Escrito pela professora Fátima Barbosa

    O leão é o símbolo dos tributos ou impostos que nós brasileiros pagamos ao governo. Na selva africana ele chega a 250 quilos e passa de 3 metros de comprimento. Seu rugido é tido como o mais aterrorizador e espetacular dos sons produzidos pelos animais selvagens . Dono de um apetite ilimitado, é capaz de comer até 30 quilos de carne numa refeição.
    No Brasil o apetite do leão só é saciado quando ele consegue morder quase 5 meses de salário das pessoas e da produção das empresas. O governo recusa-se a colocá-lo atrás das grades.
    O pior é que em toda a história da humanidade não há um só registro de um país que tenha crescido num ambiente de tributos elevados. Sempre acontece o contrário. São insuficientes as promessas de que o volume de impostos não vai subir. É preciso cortá-los. Na impossibilidade prática de chegar a essa solução ideal é preciso perseguir uma meta mais viável: gastar melhor.
    Analisando o governo FHC, as despesas públicas aumentaram mais de 6% ao ano entre 1995 e 2002. Nesse mesmo período a economia cresceu uma taxa de 2,4% ao ano. Ou seja, menos da metade.

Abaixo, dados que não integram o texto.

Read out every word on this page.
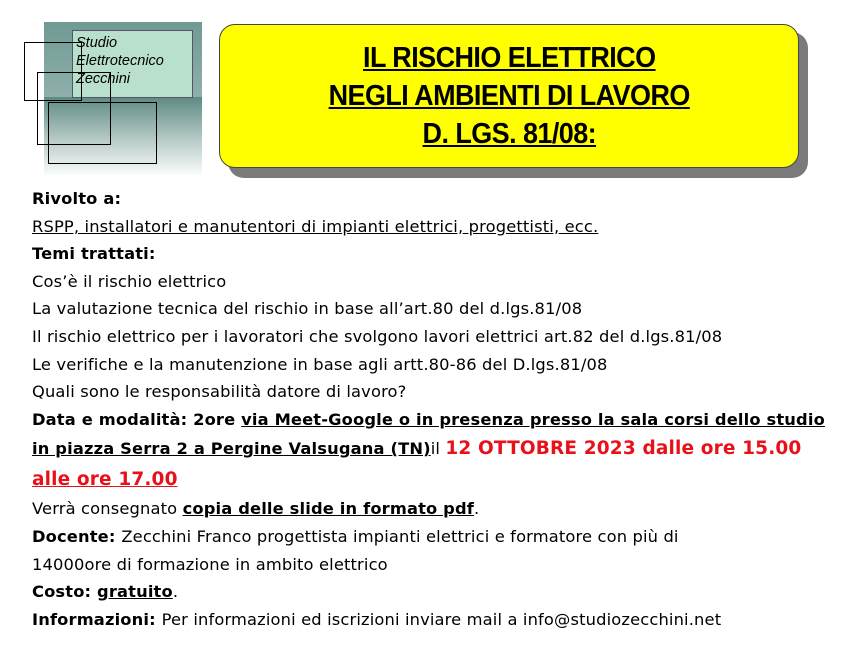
Studio
Elettrotecnico
Zecchini
IL RISCHIO ELETTRICO
NEGLI AMBIENTI DI LAVORO
D. LGS. 81/08:

Rivolto a:

RSPP, installatori e manutentori di impianti elettrici, progettisti, ecc.

Temi trattati:

Cos’è il rischio elettrico

La valutazione tecnica del rischio in base all’art.80 del d.lgs.81/08

Il rischio elettrico per i lavoratori che svolgono lavori elettrici art.82 del d.lgs.81/08

Le verifiche e la manutenzione in base agli artt.80-86 del D.lgs.81/08

Quali sono le responsabilità datore di lavoro?

Data e modalità: 2ore via Meet-Google o in presenza presso la sala corsi dello studio

in piazza Serra 2 a Pergine Valsugana (TN)il 12 OTTOBRE 2023 dalle ore 15.00

alle ore 17.00

Verrà consegnato copia delle slide in formato pdf.

Docente: Zecchini Franco progettista impianti elettrici e formatore con più di

14000ore di formazione in ambito elettrico

Costo: gratuito.

Informazioni: Per informazioni ed iscrizioni inviare mail a info@studiozecchini.net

    No Brasil uma família de classe média alta com uma renda bruta em torno de 10 000 reais tem 40% desse valor sulgados por impostos de toda ordem. São 27 diferentes impostos mensais, quase um por dia. Cabe dizer que o governo não oferece com devida qualidade serviços que o cidadão brasileiro que pagou impostos a vida toda teria direito, por exemplo: previdência , saúde e educação. Além de pagarmos impostos pagamos também o que o governo deveria nos dar : previdência privada, plano de saúde e escolas particulares.
    No Brasil a carga tributária faz outra vítima : a empresa. As empresas brasileiras pagam impostos sobre tudo : o faturamento, o lucro, a folha de pagamento , etc. Muitas empresas arcam com planos de saúde, previdência privada, vale transporte. Dessa maneira muitas empresas não agüentam a carga tributária e vão à falência.
    Precisamos saber que é hora de mudar.